Walled kitchen gardens in West Oxfordshire

Kiddington Hall

Context
Kiddington Park lies about seven kilometres north west of Woodstock, at the west edge of Kiddington village, situated on hilly ground bisected by the valley of the River Glyme. Sir Charles Browne's great grandfather bought the property in or around 1613 and the house was subsequently rebuilt in 1673, apparently on the old foundations. Sir Charles Browne employed the 23 year old Lancelot (Capability) Brown (1716-83) briefly around 1740, following Brown's move south from Northumberland in 1739. Brown created the lake and landscaped the park, either at that time, or, more likely, on his return in the 1760s as consultant landscape gardener.

Description
The kitchen garden lies 100 metres north of the hall, with a church positioned in between, on a west facing hillside.
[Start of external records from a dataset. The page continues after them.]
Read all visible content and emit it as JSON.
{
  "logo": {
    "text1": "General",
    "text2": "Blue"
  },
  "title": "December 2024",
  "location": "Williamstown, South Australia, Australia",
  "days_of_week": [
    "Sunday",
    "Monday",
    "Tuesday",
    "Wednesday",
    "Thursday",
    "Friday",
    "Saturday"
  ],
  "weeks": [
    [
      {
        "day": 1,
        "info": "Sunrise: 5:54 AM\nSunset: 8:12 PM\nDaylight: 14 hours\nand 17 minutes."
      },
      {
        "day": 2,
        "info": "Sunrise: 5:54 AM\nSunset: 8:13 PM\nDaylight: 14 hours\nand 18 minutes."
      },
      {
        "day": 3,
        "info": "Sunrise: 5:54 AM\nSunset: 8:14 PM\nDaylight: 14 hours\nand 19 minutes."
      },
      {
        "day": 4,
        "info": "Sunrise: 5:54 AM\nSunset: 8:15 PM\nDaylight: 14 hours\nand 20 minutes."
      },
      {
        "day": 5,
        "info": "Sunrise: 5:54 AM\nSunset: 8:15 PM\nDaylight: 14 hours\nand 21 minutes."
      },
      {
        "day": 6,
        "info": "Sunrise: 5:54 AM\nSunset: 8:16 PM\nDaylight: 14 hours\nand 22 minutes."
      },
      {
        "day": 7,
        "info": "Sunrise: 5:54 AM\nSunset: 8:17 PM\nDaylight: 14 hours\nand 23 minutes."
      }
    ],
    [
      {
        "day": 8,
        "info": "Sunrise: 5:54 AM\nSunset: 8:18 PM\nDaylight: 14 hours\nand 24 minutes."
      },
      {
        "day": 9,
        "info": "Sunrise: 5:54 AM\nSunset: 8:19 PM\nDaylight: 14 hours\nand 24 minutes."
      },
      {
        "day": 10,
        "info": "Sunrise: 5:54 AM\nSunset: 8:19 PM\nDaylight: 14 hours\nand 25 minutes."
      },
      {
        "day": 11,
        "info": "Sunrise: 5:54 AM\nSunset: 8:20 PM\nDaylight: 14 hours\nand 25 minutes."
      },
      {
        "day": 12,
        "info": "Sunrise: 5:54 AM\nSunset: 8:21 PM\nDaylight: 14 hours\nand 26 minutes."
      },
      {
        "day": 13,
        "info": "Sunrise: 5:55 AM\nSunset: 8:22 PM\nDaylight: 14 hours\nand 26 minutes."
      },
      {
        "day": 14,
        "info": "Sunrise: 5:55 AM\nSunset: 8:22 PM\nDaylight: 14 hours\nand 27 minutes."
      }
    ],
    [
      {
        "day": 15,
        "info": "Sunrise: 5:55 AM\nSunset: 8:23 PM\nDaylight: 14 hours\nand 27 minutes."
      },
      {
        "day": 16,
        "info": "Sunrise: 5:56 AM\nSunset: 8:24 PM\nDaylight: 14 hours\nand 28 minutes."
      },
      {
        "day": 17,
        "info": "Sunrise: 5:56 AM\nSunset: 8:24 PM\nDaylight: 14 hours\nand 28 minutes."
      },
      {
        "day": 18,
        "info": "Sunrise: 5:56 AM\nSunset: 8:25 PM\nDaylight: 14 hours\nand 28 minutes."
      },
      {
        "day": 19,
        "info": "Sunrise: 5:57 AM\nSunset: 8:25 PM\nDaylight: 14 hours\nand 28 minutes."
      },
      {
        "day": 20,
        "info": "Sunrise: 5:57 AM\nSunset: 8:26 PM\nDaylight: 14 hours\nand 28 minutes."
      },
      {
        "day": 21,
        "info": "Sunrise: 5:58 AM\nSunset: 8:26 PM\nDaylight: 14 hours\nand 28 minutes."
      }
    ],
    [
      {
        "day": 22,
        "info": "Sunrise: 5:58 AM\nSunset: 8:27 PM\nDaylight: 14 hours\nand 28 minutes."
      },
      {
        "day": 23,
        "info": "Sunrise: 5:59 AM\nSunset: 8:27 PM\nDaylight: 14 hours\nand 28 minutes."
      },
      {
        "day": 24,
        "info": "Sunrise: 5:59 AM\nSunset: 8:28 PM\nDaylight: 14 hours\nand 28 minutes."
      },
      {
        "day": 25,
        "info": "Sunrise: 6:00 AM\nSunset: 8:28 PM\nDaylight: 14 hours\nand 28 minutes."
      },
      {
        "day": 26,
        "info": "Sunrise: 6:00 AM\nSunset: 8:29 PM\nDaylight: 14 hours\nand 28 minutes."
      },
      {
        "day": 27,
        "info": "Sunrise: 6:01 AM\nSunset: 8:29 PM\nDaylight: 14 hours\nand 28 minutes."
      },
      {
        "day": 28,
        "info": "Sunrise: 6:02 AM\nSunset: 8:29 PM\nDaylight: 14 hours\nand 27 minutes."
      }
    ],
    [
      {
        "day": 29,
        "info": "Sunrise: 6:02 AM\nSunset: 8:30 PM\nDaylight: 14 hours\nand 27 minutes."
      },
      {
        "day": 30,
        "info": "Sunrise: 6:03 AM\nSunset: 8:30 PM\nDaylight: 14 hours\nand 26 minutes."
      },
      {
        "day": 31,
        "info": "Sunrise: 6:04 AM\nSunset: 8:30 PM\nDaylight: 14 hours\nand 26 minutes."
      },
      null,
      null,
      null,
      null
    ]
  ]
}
It is accessed via a doorway in the centre of the south wall. The garden is an irregular polygon and still cultivated, surrounded by stone walls, with the remains of brackets which formerly supported glass panels above the fruit trees trained against the walls.

The 1st ed. OS map of 1880 shows the perimeter paths, with multiple paths crossing west to east; trees lining the paths; a glasshouse in the north east corner of the garden on an angle and a small shed/bothy backing this glasshouse on the outside of the wall.

Currently, two central paths bisect the garden in a cruciform pattern, with, at the centre, a small, stone-lined circular pond. In the north corner stand the derelict remains of a glasshouse and its beds. The gardener's cottage stands outside the garden, close to the south east corner. The garden is still productive with the addition of fruit trees and has changed remarkably little over the years.

Designation status
Kiddington Hall is included in the Historic England Register of Historic Parks and Gardens at Grade II.  Further information is available in the National Heritage List for England.